To find walls, JPS does two things. First, it checks certain neighbors for walls. As you can see in the above diagram, walls can only block out a node's neghbors from the original position if the node is moving orthogonally, and they are perpendicular to its movement, or the node is moving diagonally, and the wall is slightly behind it.

The horizontal and vertical jumps, as illustrated by the original paper. Dashed lines indicate a failed jump.

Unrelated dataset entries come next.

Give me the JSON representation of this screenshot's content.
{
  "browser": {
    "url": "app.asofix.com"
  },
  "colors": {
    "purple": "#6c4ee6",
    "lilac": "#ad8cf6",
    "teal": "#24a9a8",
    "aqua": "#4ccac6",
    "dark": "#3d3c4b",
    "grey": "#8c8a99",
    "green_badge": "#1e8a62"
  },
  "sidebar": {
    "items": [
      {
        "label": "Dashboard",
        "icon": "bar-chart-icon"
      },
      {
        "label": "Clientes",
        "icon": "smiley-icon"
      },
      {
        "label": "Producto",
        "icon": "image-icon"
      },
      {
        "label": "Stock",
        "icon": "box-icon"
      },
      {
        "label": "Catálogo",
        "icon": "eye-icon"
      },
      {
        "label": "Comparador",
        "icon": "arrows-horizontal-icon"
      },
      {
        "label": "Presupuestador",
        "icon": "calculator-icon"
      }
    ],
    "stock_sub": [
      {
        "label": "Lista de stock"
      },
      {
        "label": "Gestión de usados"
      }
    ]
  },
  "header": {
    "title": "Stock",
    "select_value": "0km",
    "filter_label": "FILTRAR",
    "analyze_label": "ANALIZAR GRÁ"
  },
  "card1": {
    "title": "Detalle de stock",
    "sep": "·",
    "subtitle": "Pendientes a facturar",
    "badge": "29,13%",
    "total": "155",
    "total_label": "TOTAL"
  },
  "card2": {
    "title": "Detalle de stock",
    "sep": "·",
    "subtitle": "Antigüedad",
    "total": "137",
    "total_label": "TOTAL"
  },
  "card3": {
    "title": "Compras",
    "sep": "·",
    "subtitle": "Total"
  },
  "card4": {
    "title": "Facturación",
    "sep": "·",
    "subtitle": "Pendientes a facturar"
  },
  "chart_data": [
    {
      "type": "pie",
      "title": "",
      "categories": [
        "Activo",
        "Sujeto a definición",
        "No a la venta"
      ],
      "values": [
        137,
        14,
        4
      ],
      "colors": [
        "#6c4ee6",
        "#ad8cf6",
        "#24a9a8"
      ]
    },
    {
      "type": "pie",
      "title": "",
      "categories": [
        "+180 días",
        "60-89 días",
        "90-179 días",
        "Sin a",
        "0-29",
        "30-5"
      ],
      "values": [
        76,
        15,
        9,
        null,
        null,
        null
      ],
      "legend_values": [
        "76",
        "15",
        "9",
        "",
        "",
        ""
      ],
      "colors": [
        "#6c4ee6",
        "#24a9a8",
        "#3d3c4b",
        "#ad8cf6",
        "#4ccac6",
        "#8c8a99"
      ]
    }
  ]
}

The second check is only made if a node is moving diagonally. To ensure that a far off but accessible turn isn't missed, the node sends out two more node 'jumps' on its vertical and horizontal movement.
When one of these cases is found, the node stops and is added to the list. Also, if the endpoint is found at any point then that gets added as well. This effectively leaves the list of nodes to check with only potentially important ones, leaving out the filler.

So, Why Care?

There's one simple reason to care about JPS: it's better than regular A*. It's proven to still find the shortest path, it requires no additional preprocessing, and best of all, it's pretty much always faster. The paper mentiona that their worst case had JPS finding paths at around 3 times the speed of A*, and their best had JPS doing so 30x faster. No, the 0 is not a typo. That's immense! I've implemented my own version, and it's still a rather buggy, but still usually outperforms A* by a noticeable margin. In other words, I see no downside to using this in any game that ca, on whatever platform you want. One thing to note is that this only works on on grid-based graphs. If your pathfinding graph is more freeform, then the technique won't be of much use. Of course, at that point you can probably just add your own optimizations anyway.

My Attempt

I've written my own A*/JPS implementation in C++ using Drunkard's Walk-generated random areas and ncurses output. Here's how it looks(Highlighting added after):
Red areas indicate where nodes have been checked/added to the open list. Note that the full path is quite long, so most of it is missing. Rest assured that it's pretty much just like this the whole way.
As you can see, JPS changes things quite a bit. One thing to note is that a JPS path will mostly only have nodes at turns, so you'll have to fill paths in if you plan to snap movement to the grid. I decided not to other in my demo, as I don't really need to do anything more with the path. I've decided not to include my demo here, as it's fully exclusive to Linux, poorly coded, lacks comments entirely, and features a a very draconian vim-like interface that would make most normal people uncomfortable. If you really want it, though, feel free to send me an email or comment, and I'll be happy to make it available on an individual basis, source and all.

Well, that's it. I find JPS a bit difficult to explain, so I hope I've done a decent job of it. I recommend taking a look at the original paper, linked below, if you're confused. It contains psuedocode for the entire jump function, which makes implementation easier. I should warn you now, though, that the language is very academic, so it can be a pain to read. My third reference below has an online demo, so if you just want to see the algorithm run without making your own implementation you should head there.

  1. http://www.aaai.org/ocs/index.php/SOCS/SOCS12/paper/viewFile/5396/5212 - This is the original article that describes the JPS technique. A very useful source of information, if you can decipher the academic writing.
  2. http://aigamedev.com/open/tutorial/symmetry-in-pathfinding/ - This is where I first encountered JPS. I was researching some things for another project(I'll be posting about that one later), and I ran into this. It looked like a cool technique, so I bookmarked it for later use. This particular resource talks about another technique as well, but doesn't go too in-depth into either.
  3. http://zerowidth.com/2013/05/05/jump-point-search-explained.html - Another resource that I used to help me figure out what was going on in the paper. It has some useful diagrams and an interactive demo, making it a really great reference.